Here are a few statistics from the 120 VSMs our Team Members attended, and five others where we listened in:
- As to the number of meeting attendees, the numbers varied widely - from a reported 1,500 at much-in-the-news Wells Fargo (75% shareholders, 25% guests) - to 800 at Coca-Cola, 177 at United Parcel Service (a HUGE increase for them, where normal in-person attendance over 10+ years ranged between 2 and 5 people) and 62 at UnitedHealth Group, vs. their normal 1 or 2. But the statistical MODE (i.e., the most commonly occurring number) was somewhere between zero and five attendees tuning in, thanks to all the small-caps and micro-caps in the mix.

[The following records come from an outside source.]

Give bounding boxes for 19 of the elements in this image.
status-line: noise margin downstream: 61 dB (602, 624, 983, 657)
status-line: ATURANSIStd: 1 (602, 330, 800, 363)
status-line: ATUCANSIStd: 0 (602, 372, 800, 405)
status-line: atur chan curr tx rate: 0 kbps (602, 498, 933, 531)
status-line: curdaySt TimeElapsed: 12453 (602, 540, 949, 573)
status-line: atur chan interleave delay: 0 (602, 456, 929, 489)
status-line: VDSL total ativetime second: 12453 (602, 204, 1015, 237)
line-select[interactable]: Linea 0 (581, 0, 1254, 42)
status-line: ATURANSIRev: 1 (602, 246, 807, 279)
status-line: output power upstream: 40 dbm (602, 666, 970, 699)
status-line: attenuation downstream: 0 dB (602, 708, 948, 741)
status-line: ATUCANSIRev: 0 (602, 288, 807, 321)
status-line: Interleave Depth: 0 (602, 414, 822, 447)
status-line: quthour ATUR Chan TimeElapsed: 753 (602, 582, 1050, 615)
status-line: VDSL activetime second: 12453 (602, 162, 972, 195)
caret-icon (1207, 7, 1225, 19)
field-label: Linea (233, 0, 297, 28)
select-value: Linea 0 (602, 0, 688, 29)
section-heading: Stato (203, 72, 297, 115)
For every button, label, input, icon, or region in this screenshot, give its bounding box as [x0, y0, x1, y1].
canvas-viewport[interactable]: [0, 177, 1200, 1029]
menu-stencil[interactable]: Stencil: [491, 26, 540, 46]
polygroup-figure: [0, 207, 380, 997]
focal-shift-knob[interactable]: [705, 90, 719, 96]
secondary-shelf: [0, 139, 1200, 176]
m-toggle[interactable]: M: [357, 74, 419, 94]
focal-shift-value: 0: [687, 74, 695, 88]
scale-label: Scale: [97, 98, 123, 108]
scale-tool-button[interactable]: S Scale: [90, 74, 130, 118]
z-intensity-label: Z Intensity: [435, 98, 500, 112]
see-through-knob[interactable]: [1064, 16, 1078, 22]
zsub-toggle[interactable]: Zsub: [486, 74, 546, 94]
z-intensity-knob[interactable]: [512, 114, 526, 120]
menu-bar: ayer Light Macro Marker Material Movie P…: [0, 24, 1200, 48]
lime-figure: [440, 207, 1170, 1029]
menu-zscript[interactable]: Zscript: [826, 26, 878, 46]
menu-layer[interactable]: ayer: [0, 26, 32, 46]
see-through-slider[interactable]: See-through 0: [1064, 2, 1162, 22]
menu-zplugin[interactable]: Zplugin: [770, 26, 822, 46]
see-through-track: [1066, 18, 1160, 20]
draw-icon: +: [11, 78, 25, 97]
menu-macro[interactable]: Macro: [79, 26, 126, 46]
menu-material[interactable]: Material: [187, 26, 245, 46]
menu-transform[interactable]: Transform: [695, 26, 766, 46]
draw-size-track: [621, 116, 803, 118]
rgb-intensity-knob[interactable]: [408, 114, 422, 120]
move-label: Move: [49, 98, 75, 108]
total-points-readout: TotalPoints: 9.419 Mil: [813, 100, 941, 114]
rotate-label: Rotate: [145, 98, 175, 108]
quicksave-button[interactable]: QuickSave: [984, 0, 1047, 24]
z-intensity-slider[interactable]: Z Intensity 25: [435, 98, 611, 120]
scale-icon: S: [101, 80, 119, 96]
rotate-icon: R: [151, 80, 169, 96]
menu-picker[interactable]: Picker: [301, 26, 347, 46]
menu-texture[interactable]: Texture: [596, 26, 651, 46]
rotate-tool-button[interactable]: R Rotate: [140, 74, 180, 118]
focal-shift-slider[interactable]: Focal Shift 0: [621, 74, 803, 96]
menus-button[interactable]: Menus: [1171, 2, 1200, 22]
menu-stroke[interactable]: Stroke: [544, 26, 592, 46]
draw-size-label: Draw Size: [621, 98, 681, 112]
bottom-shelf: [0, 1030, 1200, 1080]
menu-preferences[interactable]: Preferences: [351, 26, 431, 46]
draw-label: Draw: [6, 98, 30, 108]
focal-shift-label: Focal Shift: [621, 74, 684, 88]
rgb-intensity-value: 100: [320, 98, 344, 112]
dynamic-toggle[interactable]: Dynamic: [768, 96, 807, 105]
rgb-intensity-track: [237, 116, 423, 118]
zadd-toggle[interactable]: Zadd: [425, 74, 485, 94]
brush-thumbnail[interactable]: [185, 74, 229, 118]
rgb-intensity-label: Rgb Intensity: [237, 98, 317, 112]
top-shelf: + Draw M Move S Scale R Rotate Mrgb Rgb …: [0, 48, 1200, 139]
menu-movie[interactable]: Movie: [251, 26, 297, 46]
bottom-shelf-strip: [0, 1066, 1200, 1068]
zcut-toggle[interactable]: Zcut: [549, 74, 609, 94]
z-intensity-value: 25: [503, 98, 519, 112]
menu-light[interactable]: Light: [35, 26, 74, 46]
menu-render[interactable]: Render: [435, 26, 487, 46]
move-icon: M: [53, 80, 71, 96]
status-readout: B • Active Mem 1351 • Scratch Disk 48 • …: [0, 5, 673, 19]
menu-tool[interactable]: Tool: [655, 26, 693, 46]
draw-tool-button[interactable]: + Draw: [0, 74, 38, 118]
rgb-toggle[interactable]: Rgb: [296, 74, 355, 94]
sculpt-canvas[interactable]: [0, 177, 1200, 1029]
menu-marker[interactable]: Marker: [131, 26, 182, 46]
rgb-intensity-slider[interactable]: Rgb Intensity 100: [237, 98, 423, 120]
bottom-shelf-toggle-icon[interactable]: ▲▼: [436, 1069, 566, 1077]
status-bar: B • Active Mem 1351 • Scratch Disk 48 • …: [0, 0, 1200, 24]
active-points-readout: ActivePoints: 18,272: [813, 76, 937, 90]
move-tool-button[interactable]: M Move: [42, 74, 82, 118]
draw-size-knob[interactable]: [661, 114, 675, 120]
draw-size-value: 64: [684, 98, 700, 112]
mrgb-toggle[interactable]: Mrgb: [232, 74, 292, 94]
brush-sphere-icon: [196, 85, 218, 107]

- As to the actual number of VOTERS while the meeting was in progress, the statistical “MODE” was close to ZERO, due, here too, to the large number of very small companies that adopted VSMs this season.

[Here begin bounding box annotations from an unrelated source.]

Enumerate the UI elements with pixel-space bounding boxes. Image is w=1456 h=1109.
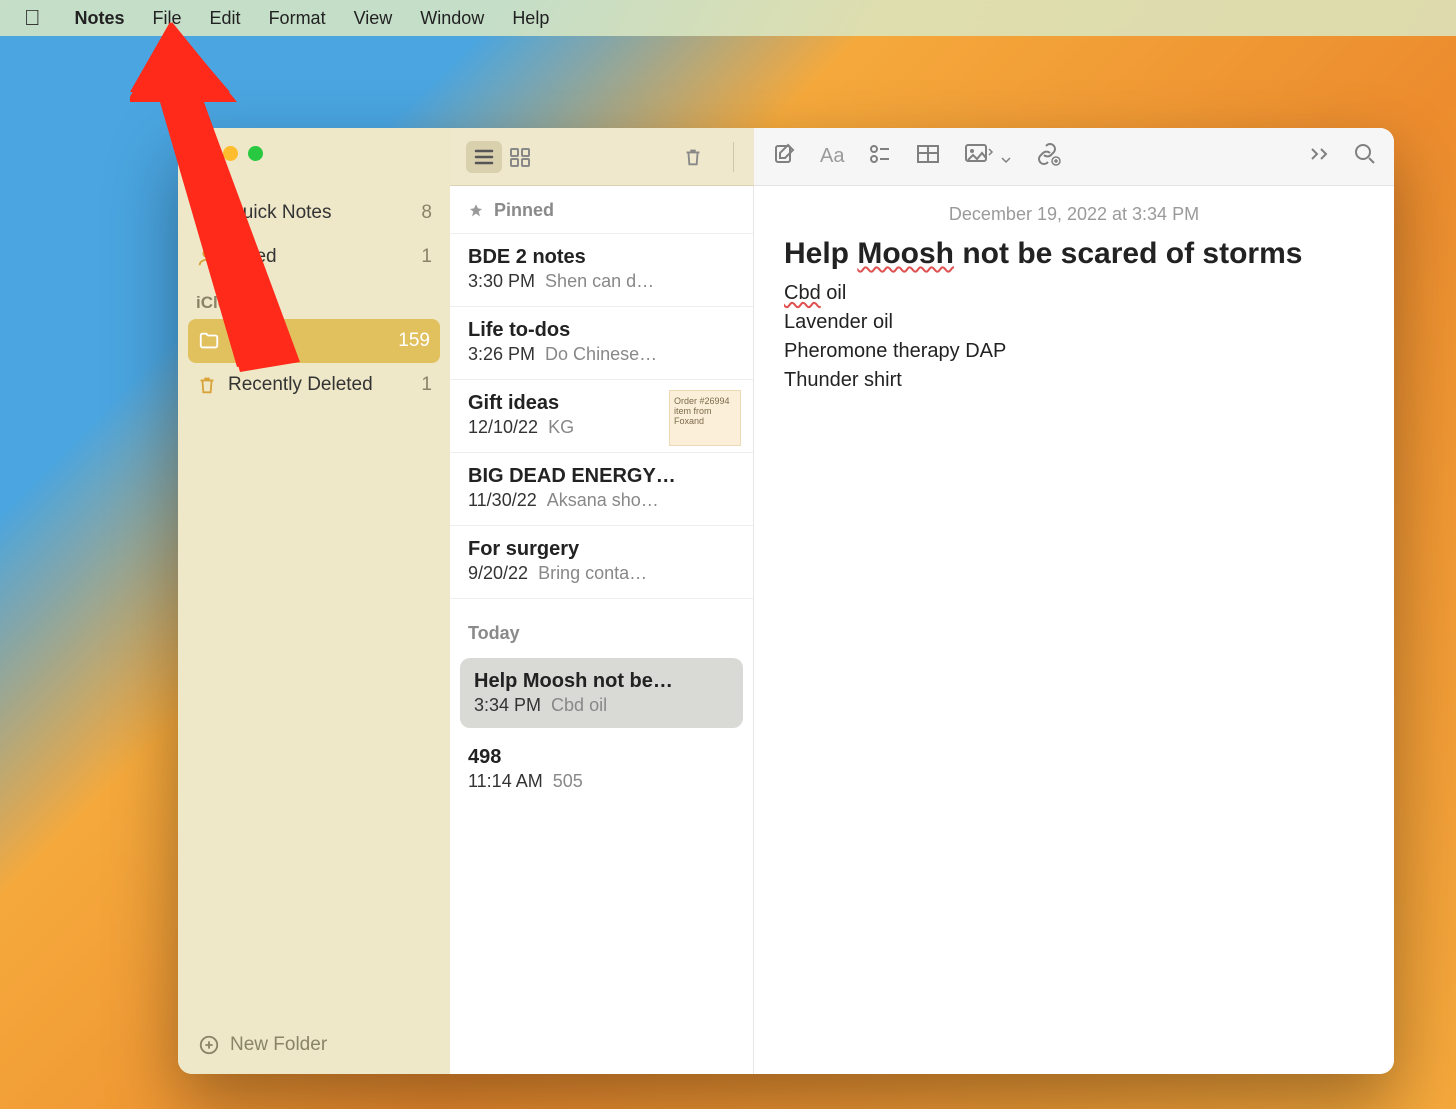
grid-view-button[interactable] — [502, 141, 538, 173]
sidebar-item-quick-notes[interactable]: Quick Notes 8 — [178, 191, 450, 235]
note-time: 3:34 PM — [474, 695, 541, 716]
sidebar-section-icloud: iCloud — [178, 279, 450, 319]
pin-icon — [468, 203, 484, 219]
note-time: 11:14 AM — [468, 771, 543, 792]
note-time: 11/30/22 — [468, 490, 537, 511]
media-button[interactable] — [964, 143, 1010, 170]
menubar-item-window[interactable]: Window — [420, 8, 484, 29]
menubar-app[interactable]: Notes — [75, 8, 125, 29]
new-folder-label: New Folder — [230, 1034, 327, 1056]
note-item[interactable]: 498 11:14 AM 505 — [450, 734, 753, 806]
note-title: 498 — [468, 746, 735, 769]
note-date: December 19, 2022 at 3:34 PM — [754, 186, 1394, 235]
note-title: Help Moosh not be… — [474, 670, 729, 693]
table-button[interactable] — [916, 144, 940, 169]
new-note-button[interactable] — [772, 142, 796, 171]
notes-list: Pinned BDE 2 notes 3:30 PM Shen can d… Li… — [450, 186, 754, 1074]
note-item[interactable]: Life to-dos 3:26 PM Do Chinese… — [450, 307, 753, 380]
note-body-line: Cbd oil — [784, 279, 1364, 308]
sidebar-item-label: hared — [228, 246, 277, 268]
new-folder-button[interactable]: New Folder — [178, 1016, 450, 1074]
menubar-item-help[interactable]: Help — [512, 8, 549, 29]
menubar-item-file[interactable]: File — [153, 8, 182, 29]
sidebar-item-notes[interactable]: Notes 159 — [188, 319, 440, 363]
window-controls — [178, 128, 450, 191]
note-time: 9/20/22 — [468, 563, 528, 584]
note-preview: Do Chinese… — [545, 344, 657, 365]
note-title: BDE 2 notes — [468, 246, 735, 269]
note-heading: Help Moosh not be scared of storms — [784, 235, 1364, 273]
note-title: Life to-dos — [468, 319, 735, 342]
fullscreen-button[interactable] — [248, 146, 263, 161]
count-badge: 8 — [421, 202, 432, 224]
list-view-button[interactable] — [466, 141, 502, 173]
note-item[interactable]: BDE 2 notes 3:30 PM Shen can d… — [450, 234, 753, 307]
menubar-item-format[interactable]: Format — [269, 8, 326, 29]
quick-notes-icon — [196, 202, 218, 224]
search-button[interactable] — [1354, 143, 1376, 170]
folder-icon — [198, 330, 220, 352]
checklist-button[interactable] — [868, 143, 892, 170]
sidebar-item-recently-deleted[interactable]: Recently Deleted 1 — [178, 363, 450, 407]
menubar-item-view[interactable]: View — [354, 8, 393, 29]
note-body-line: Thunder shirt — [784, 366, 1364, 395]
delete-note-button[interactable] — [675, 141, 711, 173]
close-button[interactable] — [198, 146, 213, 161]
note-title: BIG DEAD ENERGY… — [468, 465, 735, 488]
today-header: Today — [450, 599, 753, 652]
overflow-button[interactable] — [1310, 147, 1330, 166]
sidebar-item-shared[interactable]: hared 1 — [178, 235, 450, 279]
pinned-label: Pinned — [494, 200, 554, 221]
note-time: 3:30 PM — [468, 271, 535, 292]
shared-icon — [196, 246, 218, 268]
sidebar-item-label: Quick Notes — [228, 202, 331, 224]
note-item[interactable]: BIG DEAD ENERGY… 11/30/22 Aksana sho… — [450, 453, 753, 526]
menubar:  Notes File Edit Format View Window Hel… — [0, 0, 1456, 36]
trash-icon — [196, 374, 218, 396]
minimize-button[interactable] — [223, 146, 238, 161]
pinned-header: Pinned — [450, 186, 753, 234]
note-preview: 505 — [553, 771, 583, 792]
count-badge: 1 — [421, 374, 432, 396]
note-preview: Shen can d… — [545, 271, 654, 292]
note-item[interactable]: Gift ideas 12/10/22KG Order #26994 item … — [450, 380, 753, 453]
toolbar-divider — [733, 142, 734, 172]
count-badge: 1 — [421, 246, 432, 268]
note-body-line: Pheromone therapy DAP — [784, 337, 1364, 366]
menubar-item-edit[interactable]: Edit — [210, 8, 241, 29]
note-preview: Bring conta… — [538, 563, 647, 584]
note-time: 3:26 PM — [468, 344, 535, 365]
sidebar: Quick Notes 8 hared 1 iCloud Notes 159 R… — [178, 128, 450, 1074]
sidebar-item-label: Recently Deleted — [228, 374, 373, 396]
note-item-selected[interactable]: Help Moosh not be… 3:34 PM Cbd oil — [460, 658, 743, 728]
apple-menu-icon[interactable]:  — [24, 5, 41, 31]
note-preview: KG — [548, 417, 574, 438]
note-item[interactable]: For surgery 9/20/22 Bring conta… — [450, 526, 753, 599]
note-thumbnail: Order #26994 item from Foxand — [669, 390, 741, 446]
count-badge: 159 — [398, 330, 430, 352]
note-preview: Aksana sho… — [547, 490, 659, 511]
note-time: 12/10/22 — [468, 417, 538, 438]
note-body-line: Lavender oil — [784, 308, 1364, 337]
note-title: For surgery — [468, 538, 735, 561]
format-button[interactable]: Aa — [820, 145, 844, 168]
sidebar-item-label: Notes — [230, 330, 280, 352]
notes-window: Quick Notes 8 hared 1 iCloud Notes 159 R… — [178, 128, 1394, 1074]
link-button[interactable] — [1035, 142, 1061, 171]
note-detail[interactable]: December 19, 2022 at 3:34 PM Help Moosh … — [754, 186, 1394, 1074]
plus-circle-icon — [198, 1034, 220, 1056]
note-preview: Cbd oil — [551, 695, 607, 716]
toolbar: Aa — [450, 128, 1394, 186]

- As to the VOTES, we saw a few instances where a few hundred thousand votes occurred - but most of them had been recorded during the extra 12 or so hours the polls were left OPEN for VSMs, rather than cast at the VSM: Actual and valid on-line votes typically ranged between zero (the most common number by far) and a few thousand.
- There were no instances where we saw added VSM votes “moving the needle” by even one-hundredth of one percent.
- As to the number of questions asked, the statistical mode was ZERO, here too…again, because the vast majority of VSMs were held by small and micro-cap issuers, where there were no issues of consequence whatsoever…AND where no efforts were made to elicit questions in advance as many large-cap and mega-cap companies did. Most large-cap companies managed to take between six and a dozen questions during the Q&A periods, which, on average, was set by large-caps for 30 minutes.
- As to the duration of VSMs, the Broadridge-reported “average time” of 22 minutes is not very instructive as to what actually went on, because of the widely varying results by company-size. In our Team’s experience it would be:
- Small and micro-cap companies; 5 - 15 minutes
- Large and mega-cap companies; 1 hour on average - typically on the dot
- A very few “companies with issues” - and/or many shareholder proposals and many more questions than ‘average’ - 90 minutes…which we feel is way too long for a VSM and certain to lose the audience except perhaps for rabble-rousers, who have no place at a business meeting to begin with.